From 93d37649ae63312548bb319e5d6d7305834e502f Mon Sep 17 00:00:00 2001
From: Thomas Otto <th1000s@posteo.net>
Date: Mon, 1 Nov 2021 22:31:33 +0100
Subject: Remove +/- line prefix instead of substituting a space

Simplifies line handling and printing by removing a "magical"
1-offset previously required in various locations.

Now explicitly prepend "" in `tokenize()`.
---
 src/edits.rs | 31 +++++++++++++++++++------------
 1 file changed, 19 insertions(+), 12 deletions(-)

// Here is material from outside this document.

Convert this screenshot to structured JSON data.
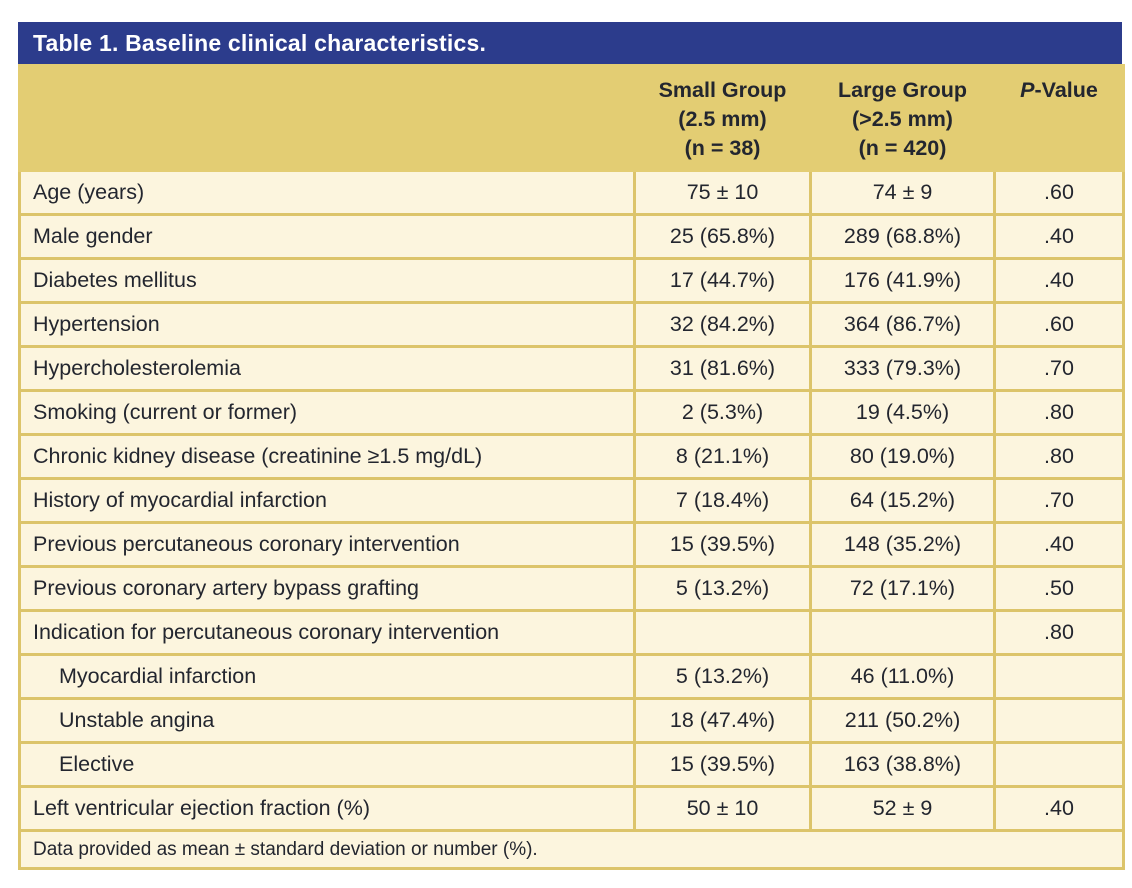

(limited to 'src/edits.rs')
diff --git a/src/edits.rs b/src/edits.rs
index 06d934ff..11979aa8 100644
--- a/src/edits.rs
+++ b/src/edits.rs
@@ -30,8 +30,7 @@ pub fn infer_edits<'a, EditOperation>(
     Vec<(Option<usize>, Option<usize>)>, // line alignment
 )
 where
-    EditOperation: Copy,
-    EditOperation: PartialEq,
+    EditOperation: Copy + PartialEq + std::fmt::Debug,
 {
     let mut annotated_minus_lines = Vec::<Vec<(EditOperation, &str)>>::new();
     let mut annotated_plus_lines = Vec::<Vec<(EditOperation, &str)>>::new();
@@ -95,7 +94,9 @@ where
 /// Split line into tokens for alignment. The alignment algorithm aligns sequences of substrings;
 /// not individual characters.
 fn tokenize<'a>(line: &'a str, regex: &Regex) -> Vec<&'a str> {
-    let mut tokens = Vec::new();
+    // Starting with "", see comment in Alignment::new(). Historical note: Replacing the '+/-'
+    // prefix with a space implicitly generated this.
+    let mut tokens = vec![""];
     let mut offset = 0;
     for m in regex.find_iter(line) {
         if offset == 0 && m.start() > 0 {
@@ -136,8 +137,7 @@ fn annotate<'a, Annotation>(
     plus_line: &'a str,
 ) -> (Vec<(Annotation, &'a str)>, Vec<(Annotation, &'a str)>, f64)
 where
-    Annotation: Copy,
-    Annotation: PartialEq,
+    Annotation: Copy + PartialEq + std::fmt::Debug,
 {
     let mut annotated_minus_line = Vec::new();
     let mut annotated_plus_line = Vec::new();
@@ -467,7 +467,10 @@ mod tests {
     fn assert_tokenize(text: &str, expected_tokens: &[&str]) {
         let actual_tokens = tokenize(text, &*DEFAULT_TOKENIZATION_REGEXP);
         assert_eq!(text, expected_tokens.iter().join(""));
-        assert_eq!(actual_tokens, expected_tokens);
+        // tokenize() guarantees that the first element of the token stream is "".
+        // See comment in Alignment::new()
+        assert_eq!(actual_tokens[0], "");
+        assert_eq!(&actual_tokens[1..], expected_tokens);
     }
 
     #[test]
@@ -476,8 +479,8 @@ mod tests {
             vec!["aaa"],
             vec!["aba"],
             (
-                vec![vec![(Deletion, "aaa")]],
-                vec![vec![(Insertion, "aba")]],
+                vec![vec![(MinusNoop, ""), (Deletion, "aaa")]],
+                vec![vec![(PlusNoop, ""), (Insertion, "aba")]],
             ),
         )
     }
@@ -488,8 +491,12 @@ mod tests {
             vec!["aaa ccc"],
             vec!["aba ccc"],
             (
-                vec![vec![(Deletion, "aaa"), (MinusNoop, " ccc")]],
-                vec![vec![(Insertion, "aba"), (PlusNoop, " ccc")]],
+                vec![vec![
+                    (MinusNoop, ""),
+                    (Deletion, "aaa"),
+                    (MinusNoop, " ccc"),
+                ]],
+                vec![vec![(PlusNoop, ""), (Insertion, "aba"), (PlusNoop, " ccc")]],
             ),
         )
     }
@@ -500,8 +507,8 @@ mod tests {
             vec!["áaa"],
             vec!["ááb"],
             (
-                vec![vec![(Deletion, "áaa")]],
-                vec![vec![(Insertion, "ááb")]],
+                vec![vec![(MinusNoop, ""), (Deletion, "áaa")]],
+                vec![vec![(PlusNoop, ""), (Insertion, "ááb")]],
             ),
         )
     }
-- 
cgit v1.2.3